Приведенный материал не позволяет согласиться с мнением М.А.Алпатова, полагавшего, касаясь известия Синопсиса о славянском происхождении варягов, что в этом случае его автор, увлеченный идеей единства народов России и Украины, стремился исключить «чужеземный элемент» из их прошлого56. Но таковыми варяги эпохи призвания никогда не мыслились, как и не мыслились они скандинавами. Представлением о славянской природе варягов, прибывших к ним с южного берега Балтийского моря, всегда и жило восточнославянское общество, особо подчеркнув этот факт в ходе борьбы за воссоединение Малороссии с Россией, за воссоединение некогда единого народа, одна часть которого была поставлена перед реальной угрозой потери своего этнического лица, языка, веры. И этот факт не только дополнительно призывал к незамедлительному восстановлению утраченного единства, но и, вместе с тем, обосновывал историческое (законное) право на это перед кем бы то ни было.

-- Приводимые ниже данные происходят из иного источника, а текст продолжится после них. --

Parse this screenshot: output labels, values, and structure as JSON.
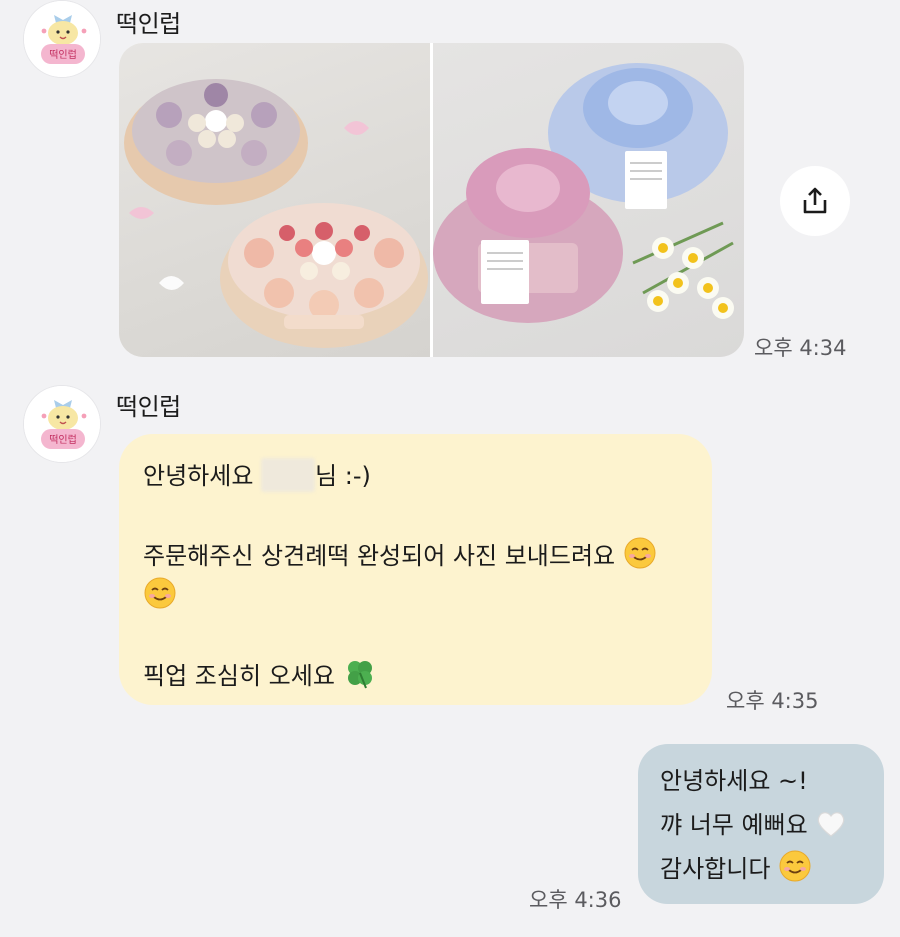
{
  "messages": [
    {
      "sender": "떡인럽",
      "avatar_text": "떡인럽",
      "type": "photos",
      "time": "오후 4:34"
    },
    {
      "sender": "떡인럽",
      "avatar_text": "떡인럽",
      "type": "text",
      "lines": [
        {
          "before": "안녕하세요",
          "after": "님 :-)"
        },
        {
          "text": "주문해주신 상견례떡 완성되어 사진 보내드려요"
        },
        {
          "text": "픽업 조심히 오세요"
        }
      ],
      "time": "오후 4:35"
    },
    {
      "sender": "me",
      "type": "text",
      "lines": [
        "안녕하세요 ~!",
        "꺄 너무 예뻐요",
        "감사합니다"
      ],
      "time": "오후 4:36"
    }
  ],
  "icons": {
    "share": "share-icon",
    "smile": "smiling-face-emoji",
    "clover": "four-leaf-clover-emoji",
    "heart": "white-heart-emoji"
  },
  "colors": {
    "incoming_bubble": "#fdf3cf",
    "outgoing_bubble": "#c8d6dd",
    "background": "#f2f2f4"
  }
}
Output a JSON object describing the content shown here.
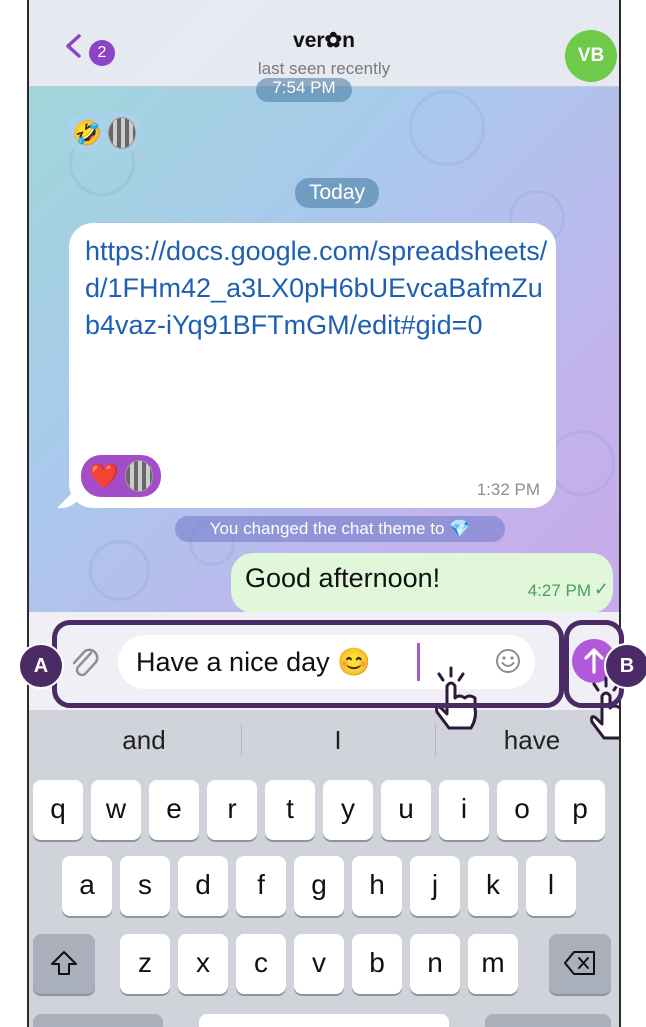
{
  "header": {
    "back_badge": "2",
    "contact_name": "ver✿n",
    "status": "last seen recently",
    "avatar_initials": "VB"
  },
  "messages": {
    "earlier_time": "7:54 PM",
    "earlier_reactions": [
      "🤣"
    ],
    "date_separator": "Today",
    "incoming": {
      "text": "https://docs.google.com/spreadsheets/d/1FHm42_a3LX0pH6bUEvcaBafmZub4vaz-iYq91BFTmGM/edit#gid=0",
      "reaction": "❤️",
      "time": "1:32 PM"
    },
    "service": "You changed the chat theme to 💎",
    "outgoing": {
      "text": "Good afternoon!",
      "time": "4:27 PM",
      "status": "✓"
    }
  },
  "composer": {
    "value": "Have a nice day 😊"
  },
  "markers": {
    "a": "A",
    "b": "B"
  },
  "keyboard": {
    "suggestions": [
      "and",
      "I",
      "have"
    ],
    "row1": [
      "q",
      "w",
      "e",
      "r",
      "t",
      "y",
      "u",
      "i",
      "o",
      "p"
    ],
    "row2": [
      "a",
      "s",
      "d",
      "f",
      "g",
      "h",
      "j",
      "k",
      "l"
    ],
    "row3": [
      "z",
      "x",
      "c",
      "v",
      "b",
      "n",
      "m"
    ],
    "shift_icon": "shift-arrow-icon",
    "delete_icon": "backspace-icon"
  },
  "colors": {
    "accent": "#b15ad9",
    "badge": "#8b44c8",
    "avatar": "#6fc94a",
    "highlight": "#4a2b65",
    "link": "#1e5fb4",
    "outgoing_bubble": "#e0f8d9"
  }
}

Традиция, видящая в варягах славянских насельников Южной Балтики, отразилась в отечественных источниках первой половины XVIII в. По свидетельству М.П.Погодина, у него на руках имелись списки описания русских монет, поднесенных Петру I, где в пояснении к указанию западноевропейского хрониста Гельмольда (XII в.) о проживании славян в южнобалтийской Вагрии добавлено - «меж Мекленбурской и Голштинской земли... И из выше означенной Вагрии, из Старого града князь Рюрик прибыл в Новград...»57. Старый град - это Старгард, в 1157 г. переименованный (скалькированный) в немецкий Ольденбург (Oldenburg) в Гол-штинии, в древних землях вагров, что на западном берегу Балтийского моря. Информацию о Вагрии совсем необязательно связывать только с Гельмольдом. Своими корнями она уходит в русскую историю. Так, в древнейшем списке «Хождения на Флорентийский собор» (2-я четверть XVI в.) уточняется, что когда митрополит Исидор и его свита плыли в мае 1438 г. из Риги в Любек морем, то «кони митрополичи гнали берегом от Риги к Любку на Рускую землю»58. Первоначальная редакция «Хождения», как уже указывалось, была написана в конце 30-х гг. XV в. Любек расположен на р. Траве, разделявшей в прошлом владения вагров и ободритов, и эту территорию русские в середине XV и в первой половине XVI в. именуют «Руской землей». Иоакимовская летопись, созданная в 1740-х гг., представляет варяга Рюрика славянином, сыном средней дочери Гостомысла Умилы и правнуком Буривоя. Еще И.И.Срезневский заметил, что имя Гостомысл встречается у балтийских славян. А.Г.Кузьмин совершенно оправдано заострял внимание на том факте, что «сами имена Гостомысла и Буривоя*(его отца) известны только у западных славян»59.